Disaster, but still we kept at them until there came the moment that defined the game.
Again Morris was played in, this time about level with the 6 yard line (his previous crosses had been level with the 18). He appeared to overhit it. Mark McGhee was close to their keeper Woods, but careful not to give away a foul. Woods was struggling as the ball came closer. He missed it and the ball hit the inside netting at the back post.
Delirium and chaos on the terraces, redemption from two down and a missed penalty.
At high pressure matches like this I’m always nervous about the referee. I always check that he has pointed to the centre spot before celebrating the goal and there he was pointing and running away. Time to smile!
But suddenly he stopped. The linesman had raised his flag. The Celtic players surrounded the ref as he walked over for the dreaded “consultation”. He then signalled that the ball had gone out of play!

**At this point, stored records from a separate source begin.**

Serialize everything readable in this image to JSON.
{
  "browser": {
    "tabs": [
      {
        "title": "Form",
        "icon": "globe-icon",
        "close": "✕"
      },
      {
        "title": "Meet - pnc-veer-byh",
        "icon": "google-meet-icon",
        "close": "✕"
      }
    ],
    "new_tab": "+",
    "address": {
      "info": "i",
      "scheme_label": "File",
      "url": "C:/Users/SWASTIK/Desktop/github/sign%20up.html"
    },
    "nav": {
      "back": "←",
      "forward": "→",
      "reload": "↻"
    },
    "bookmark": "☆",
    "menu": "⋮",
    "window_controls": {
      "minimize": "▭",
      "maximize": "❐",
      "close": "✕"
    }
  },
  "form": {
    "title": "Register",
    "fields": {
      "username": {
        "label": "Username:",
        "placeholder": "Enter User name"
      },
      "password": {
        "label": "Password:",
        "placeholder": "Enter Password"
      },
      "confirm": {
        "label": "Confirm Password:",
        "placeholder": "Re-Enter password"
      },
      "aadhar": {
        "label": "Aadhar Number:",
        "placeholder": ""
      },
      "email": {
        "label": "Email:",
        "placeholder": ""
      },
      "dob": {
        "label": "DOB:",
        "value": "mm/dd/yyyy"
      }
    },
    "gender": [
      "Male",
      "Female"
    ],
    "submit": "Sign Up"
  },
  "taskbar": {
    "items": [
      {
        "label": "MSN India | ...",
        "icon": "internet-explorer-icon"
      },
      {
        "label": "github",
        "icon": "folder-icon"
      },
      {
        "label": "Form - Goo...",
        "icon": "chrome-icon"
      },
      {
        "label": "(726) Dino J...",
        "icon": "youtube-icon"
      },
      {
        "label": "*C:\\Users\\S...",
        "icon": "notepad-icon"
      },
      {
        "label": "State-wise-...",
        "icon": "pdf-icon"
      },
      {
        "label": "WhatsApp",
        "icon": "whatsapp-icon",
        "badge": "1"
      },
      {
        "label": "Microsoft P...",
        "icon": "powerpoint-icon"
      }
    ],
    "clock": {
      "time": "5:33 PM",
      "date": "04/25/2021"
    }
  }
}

So let’s get the story straight; Chris Morris hit a cross that went out of play, back in and then back out again (because it crossed the goal line and hit the net) all while going up and down at the same time?
Not since the magic bullet theory postulated by the Warren Commission has there been a more ridiculous assertion. After the ball left Morris’s boot it remained untouched until it hit the net. Woods never got near it, neither did McGhee. For this theory to have credibility there would needed to be a hurricane force wind blowing instantly east and west at the same time. There wasn’t. There also wasn’t any great fuss made in the match reports by the press. It was simply accepted that the ball must have swung out of play, then back in… er, then back out again. Nothing odd in that.

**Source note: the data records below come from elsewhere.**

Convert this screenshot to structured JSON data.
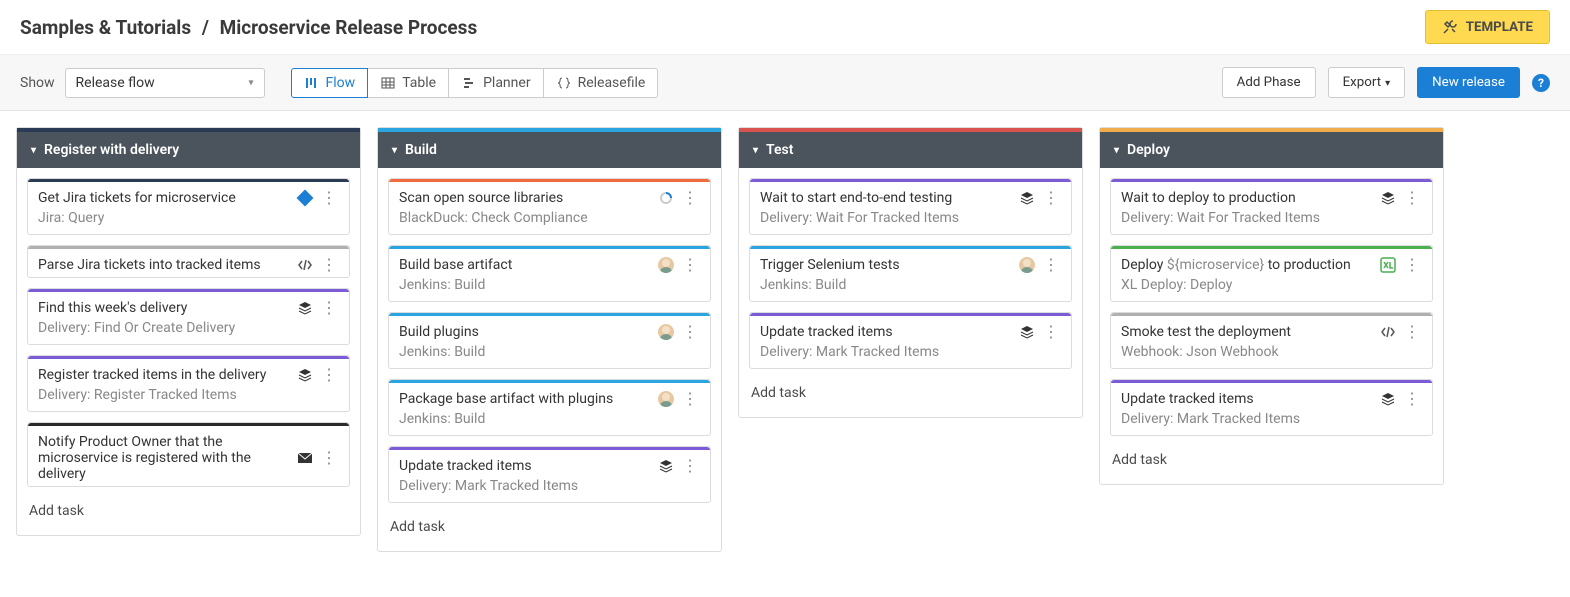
{
  "breadcrumb": {
    "parent": "Samples & Tutorials",
    "sep": "/",
    "current": "Microservice Release Process"
  },
  "template_button": "TEMPLATE",
  "toolbar": {
    "show_label": "Show",
    "show_value": "Release flow",
    "views": {
      "flow": "Flow",
      "table": "Table",
      "planner": "Planner",
      "releasefile": "Releasefile"
    },
    "add_phase": "Add Phase",
    "export": "Export",
    "new_release": "New release"
  },
  "add_task_label": "Add task",
  "phases": [
    {
      "name": "Register with delivery",
      "accent": "c-navy",
      "tasks": [
        {
          "accent": "c-navy",
          "title": "Get Jira tickets for microservice",
          "sub": "Jira: Query",
          "icon": "diamond"
        },
        {
          "accent": "c-gray",
          "title": "Parse Jira tickets into tracked items",
          "sub": "",
          "icon": "code"
        },
        {
          "accent": "c-purple",
          "title": "Find this week's delivery",
          "sub": "Delivery: Find Or Create Delivery",
          "icon": "stack"
        },
        {
          "accent": "c-purple",
          "title": "Register tracked items in the delivery",
          "sub": "Delivery: Register Tracked Items",
          "icon": "stack"
        },
        {
          "accent": "c-black",
          "title": "Notify Product Owner that the microservice is registered with the delivery",
          "sub": "",
          "icon": "mail"
        }
      ]
    },
    {
      "name": "Build",
      "accent": "c-blue",
      "tasks": [
        {
          "accent": "c-orange",
          "title": "Scan open source libraries",
          "sub": "BlackDuck: Check Compliance",
          "icon": "spinner"
        },
        {
          "accent": "c-blue",
          "title": "Build base artifact",
          "sub": "Jenkins: Build",
          "icon": "avatar"
        },
        {
          "accent": "c-blue",
          "title": "Build plugins",
          "sub": "Jenkins: Build",
          "icon": "avatar"
        },
        {
          "accent": "c-blue",
          "title": "Package base artifact with plugins",
          "sub": "Jenkins: Build",
          "icon": "avatar"
        },
        {
          "accent": "c-purple",
          "title": "Update tracked items",
          "sub": "Delivery: Mark Tracked Items",
          "icon": "stack"
        }
      ]
    },
    {
      "name": "Test",
      "accent": "c-red",
      "tasks": [
        {
          "accent": "c-purple",
          "title": "Wait to start end-to-end testing",
          "sub": "Delivery: Wait For Tracked Items",
          "icon": "stack"
        },
        {
          "accent": "c-blue",
          "title": "Trigger Selenium tests",
          "sub": "Jenkins: Build",
          "icon": "avatar"
        },
        {
          "accent": "c-purple",
          "title": "Update tracked items",
          "sub": "Delivery: Mark Tracked Items",
          "icon": "stack"
        }
      ]
    },
    {
      "name": "Deploy",
      "accent": "c-yellow",
      "tasks": [
        {
          "accent": "c-purple",
          "title": "Wait to deploy to production",
          "sub": "Delivery: Wait For Tracked Items",
          "icon": "stack"
        },
        {
          "accent": "c-green",
          "title_parts": [
            "Deploy ",
            "${microservice}",
            " to production"
          ],
          "sub": "XL Deploy: Deploy",
          "icon": "xl"
        },
        {
          "accent": "c-gray",
          "title": "Smoke test the deployment",
          "sub": "Webhook: Json Webhook",
          "icon": "code"
        },
        {
          "accent": "c-purple",
          "title": "Update tracked items",
          "sub": "Delivery: Mark Tracked Items",
          "icon": "stack"
        }
      ]
    }
  ]
}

As the man once said “You canny change the laws of physics”; obviously the second part of that phrase must have been, “unless you need to preserve a lead for Rangers (RIP) and then you can make up anything you want!” But given that Star Trek is set in the 23rd Century and Rangers (RIP) died in the early part of the 21st I suppose we can understand why the second bit lost its relevance and popularity.
Anyway, with that Celtic finally ran out of gas. Heartened by a penalty save and a sympathetic linesman Rangers (RIP) held out. The league duly followed but Big Billy had one last hurrah as we fought out a hard won 1-0 win in the cup final, Joe Miller making up for his penalty miss with the only goal and that goal was far more valuable.
In truth the league was long over before that penalty miss. Funnily enough, that cup final is the source of one of their main refereeing gripes – their cornerstone evidence that Celtic were always the favoured team – when Roy Aitken stole a throw in. Yes, you read that correctly; we once got a throw-in that we shouldn’t. It was in our half as well, but from that we went into their half. They had possession but it was a poor clearing header and from that we scored the only goal. So ignore all the disallowed goals, denied penalties, broken bones that aren’t fouls and curious red cards. Thrown ins are the crucial point apparently. (If we were cataloguing all the throw ins we should have got against them that went the other way we would be here until the 23rd century._
That was the first of their nine in a row league wins, but you can look back and smile at that now because every one of them was simply another down payment on their demise as their ambitions rapidly overtook reality and the money started to run out.
The impact of this game on Celtic was that there was almost a mass brawl in the dressing room over who should have taken the penalty. Many thought that Aitken should have taken the captain’s responsibility and this game all but signalled the end of Steve McCahill’s first team career at Celtic. He became that most unwanted thing; the successful reserve captain. Ashtray on a motor bike.
The next year would see us humiliated with the Merde signing for us then them, the signing of inadequate players and the removal of legends either past their prime (Burns) or hounded out (Aitken). The dark years beckoned.